Tekst en foto’s Hella de Groot
Onlangs vond in Noord de ‘manifestatie 24H’ plaats waarbij je aan de hand van overwegend gratis activiteiten Noord beter kon leren kennen. Een rondleiding in de Vogelbuurt, een massage bij De Ceuvel (Korte Papaverweg), lokale producten kopen op de markt op het Zonneplein, gedichtenvoordracht op het pontje naar het Buikslotermeerplein. Ik koos voor ‘ontbijt met een bite en verhalen’ bij Nancy Wiltink op de Buikslotermeerweg. Haar heerlijke woning heet Tuin aan Zee. In de tuin scharrelen een paar kipjes rond.
Lemon Curd
Nancy Wiltink is de initiator van verhalencafé Gember en Citroenen; één keer per maand vertelt ze met anderen waargebeurde en fictieve verhalen in café De Ruimte aan de Distelweg. Op deze zaterdag ontvangt ze ons echter in haar gezellige huiskamer. Haar liefde voor citroenen komt tot uiting in de lemon curd die ze ons voorzet. Ik dip er mijn croissant in, en dat is nógal heerlijk. Nancy vertelde hoe ze de lemon curd maakt (‘heel makkelijk’), ik vergeet het onmiddellijk. Het genieten van de curd neemt me zo in beslag dat ik geen receptoren meer over had voor andere informatie. Ook het sprookje dat ze ons vertelt komt nauwelijks mijn bovenkamer binnen.

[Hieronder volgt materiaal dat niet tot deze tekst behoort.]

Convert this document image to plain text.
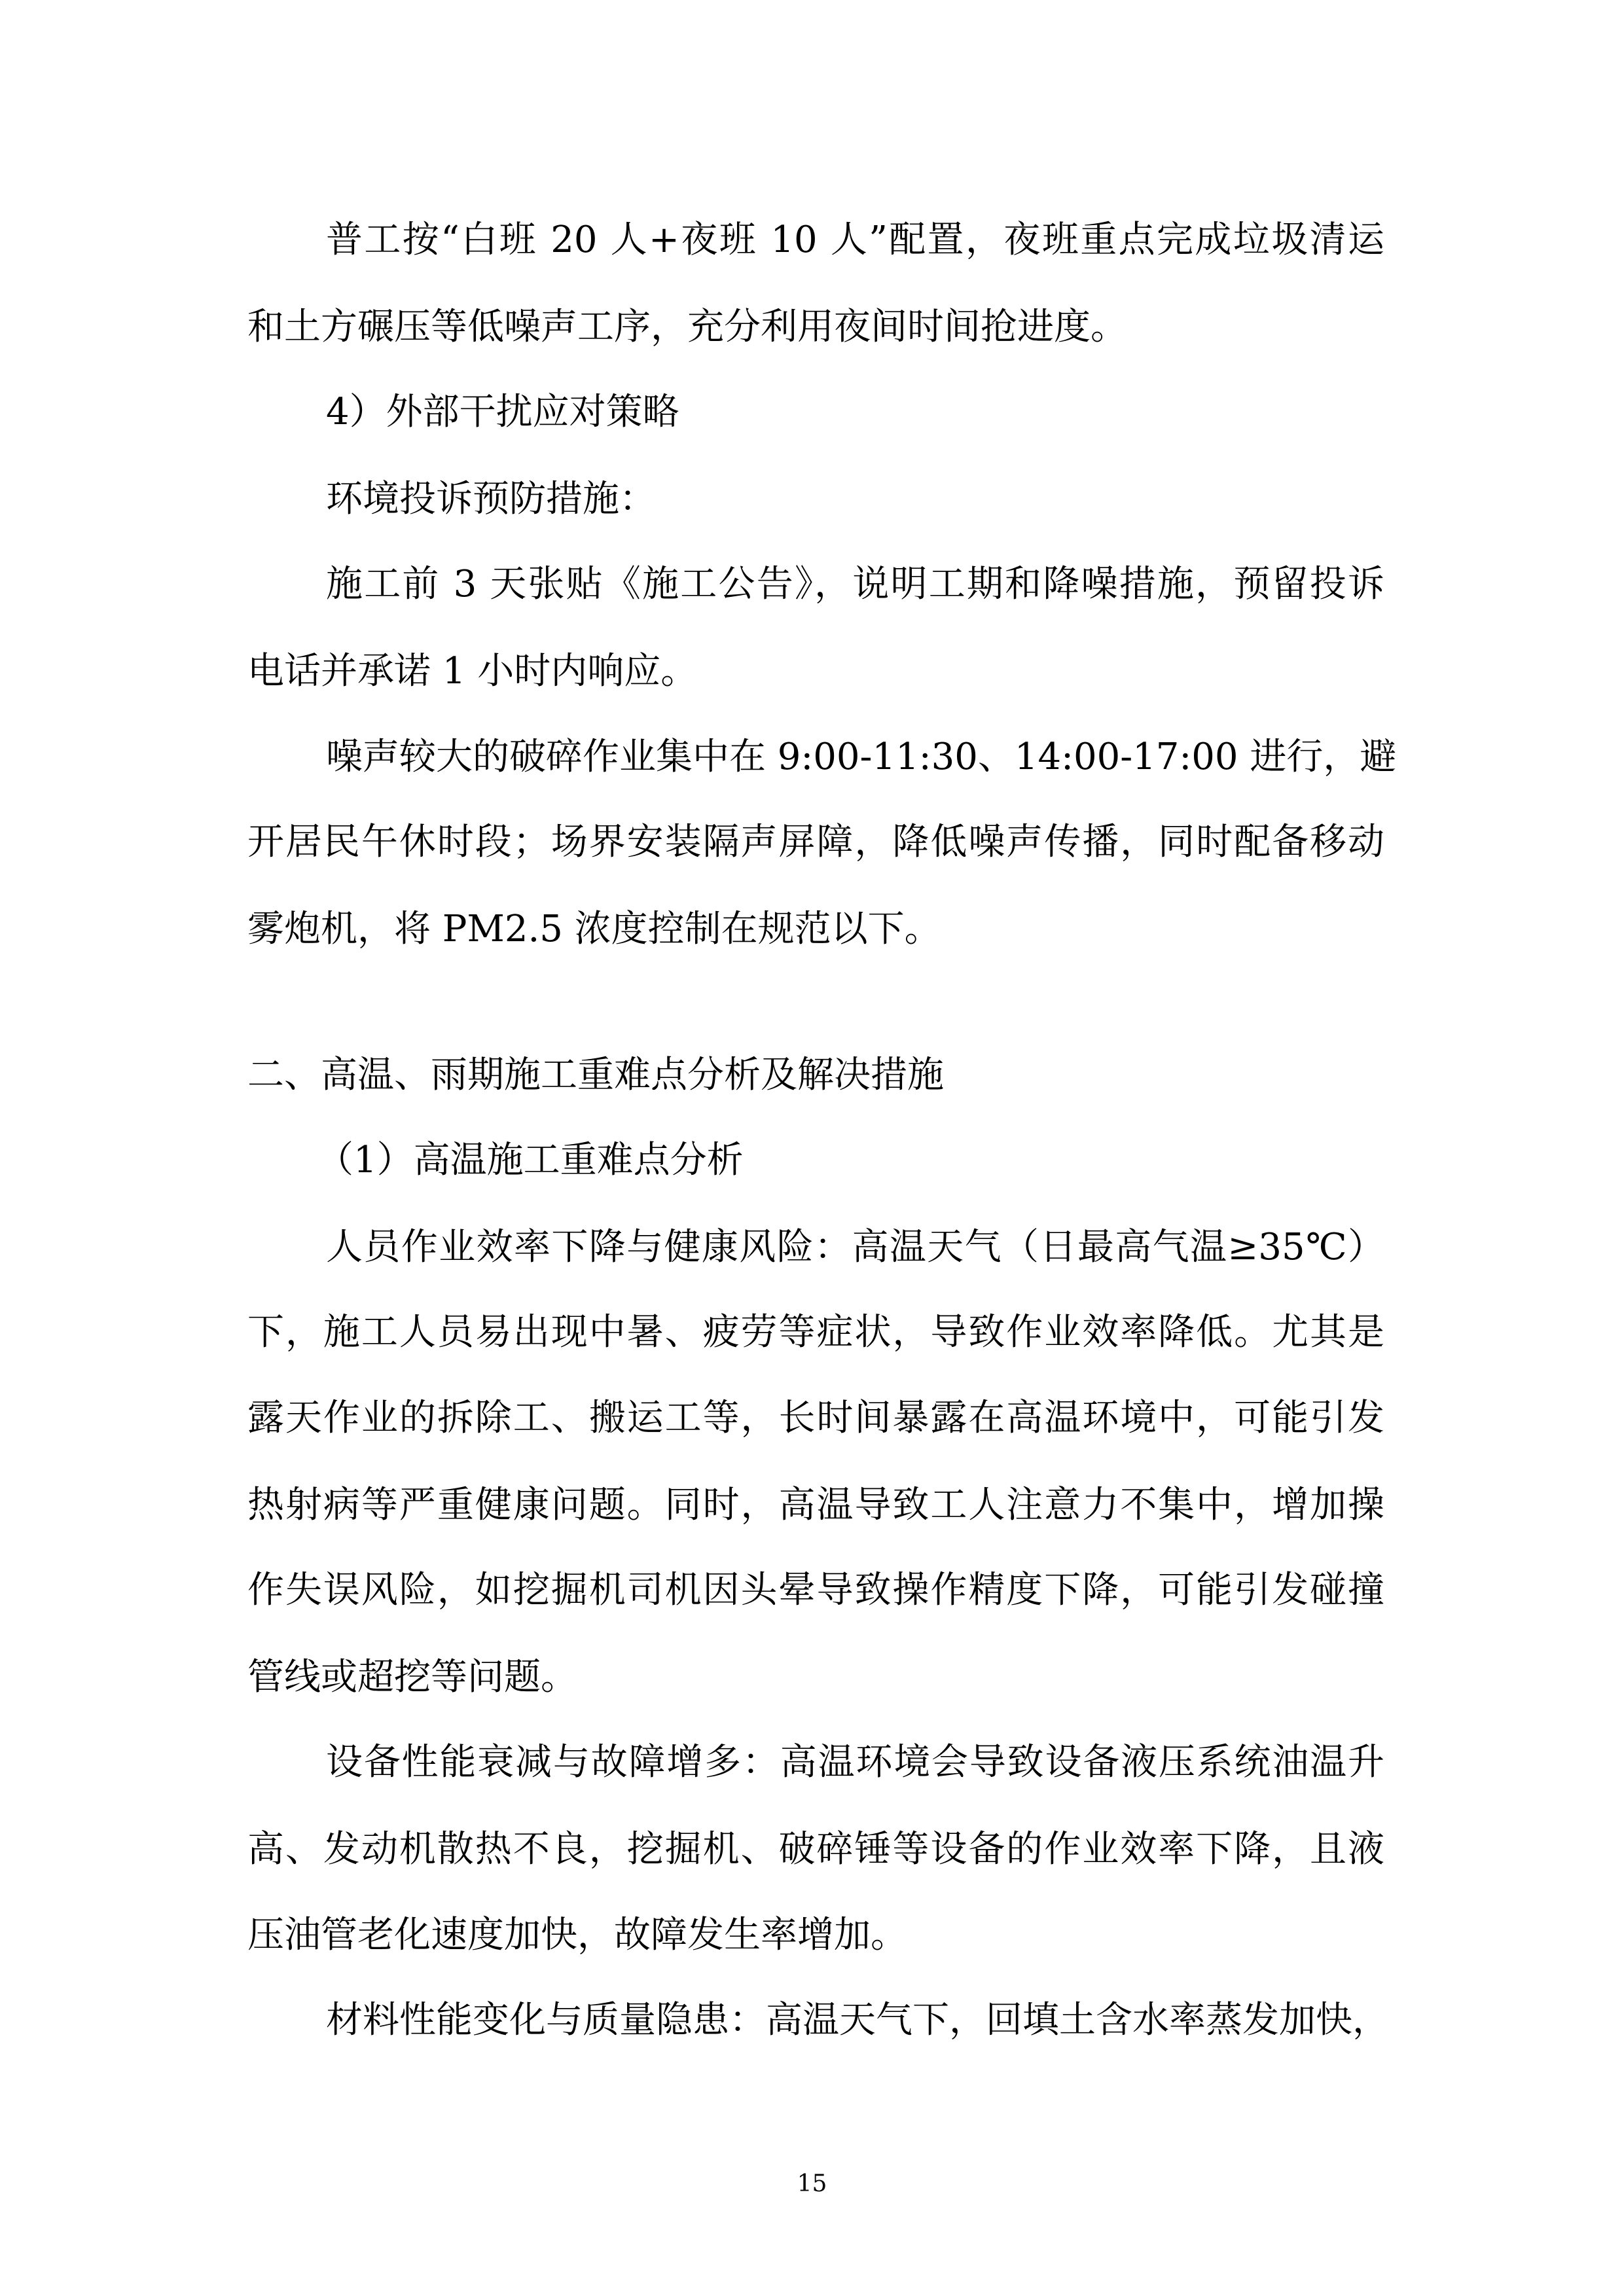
普工按“白班 20 人+夜班 10 人”配置，夜班重点完成垃圾清运
和土方碾压等低噪声工序，充分利用夜间时间抢进度。
4）外部干扰应对策略
环境投诉预防措施：
施工前 3 天张贴《施工公告》，说明工期和降噪措施，预留投诉
电话并承诺 1 小时内响应。
噪声较大的破碎作业集中在 9:00-11:30、14:00-17:00 进行，避
开居民午休时段；场界安装隔声屏障，降低噪声传播，同时配备移动
雾炮机，将 PM2.5 浓度控制在规范以下。
二、高温、雨期施工重难点分析及解决措施
（1）高温施工重难点分析
人员作业效率下降与健康风险：高温天气（日最高气温≥35℃）
下，施工人员易出现中暑、疲劳等症状，导致作业效率降低。尤其是
露天作业的拆除工、搬运工等，长时间暴露在高温环境中，可能引发
热射病等严重健康问题。同时，高温导致工人注意力不集中，增加操
作失误风险，如挖掘机司机因头晕导致操作精度下降，可能引发碰撞
管线或超挖等问题。
设备性能衰减与故障增多：高温环境会导致设备液压系统油温升
高、发动机散热不良，挖掘机、破碎锤等设备的作业效率下降，且液
压油管老化速度加快，故障发生率增加。
材料性能变化与质量隐患：高温天气下，回填土含水率蒸发加快，
15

Nancy toonde een aantal broden van bakkers uit de buurt op tafel, we mochten er gerust van eten. Zelf heeft ze een grote voorkeur voor duivekater, een feestbrood dat in Amsterdam Noord bekend en geliefd is, maar over het IJ (centrum etc.) nauwelijks. Ze vertelde dat ze niet speciaal voor het brood naar Noord is verhuisd maar het scheelde niet veel…
Gribuswijk
Ze is hier 20 jaar geleden komen wonen. ‘Een gribuswijk was het!’ merkt ze op. ‘Verderop, op de Motorwal, waren er illegale races…’ Mijn tafelgenote Nagali (29) knikt. ‘Er waren hier ook liquidaties uit het criminele milieu, ik mocht hier absoluut niet komen van mijn moeder.’ Nagali groeide op in Molenwijk en woont nu in de wijk Blauwe Zand. Een arbeiderswijk waar de sociale woningbouw steeds meer lijkt te worden vervangen voor koopwoningen, is haar indruk. Haar vriend woont op Sporenburg. Via het pontje Zamenhofstraat – Azartplein op Zeeburg pendelen ze naar elkaar toe. En soms gaan ze uit eten bij een van de hippe zaken in de buurt: de Goudfazant, Hangar en bioscoop FC Hyena. Het is er druk maar er is altijd plek.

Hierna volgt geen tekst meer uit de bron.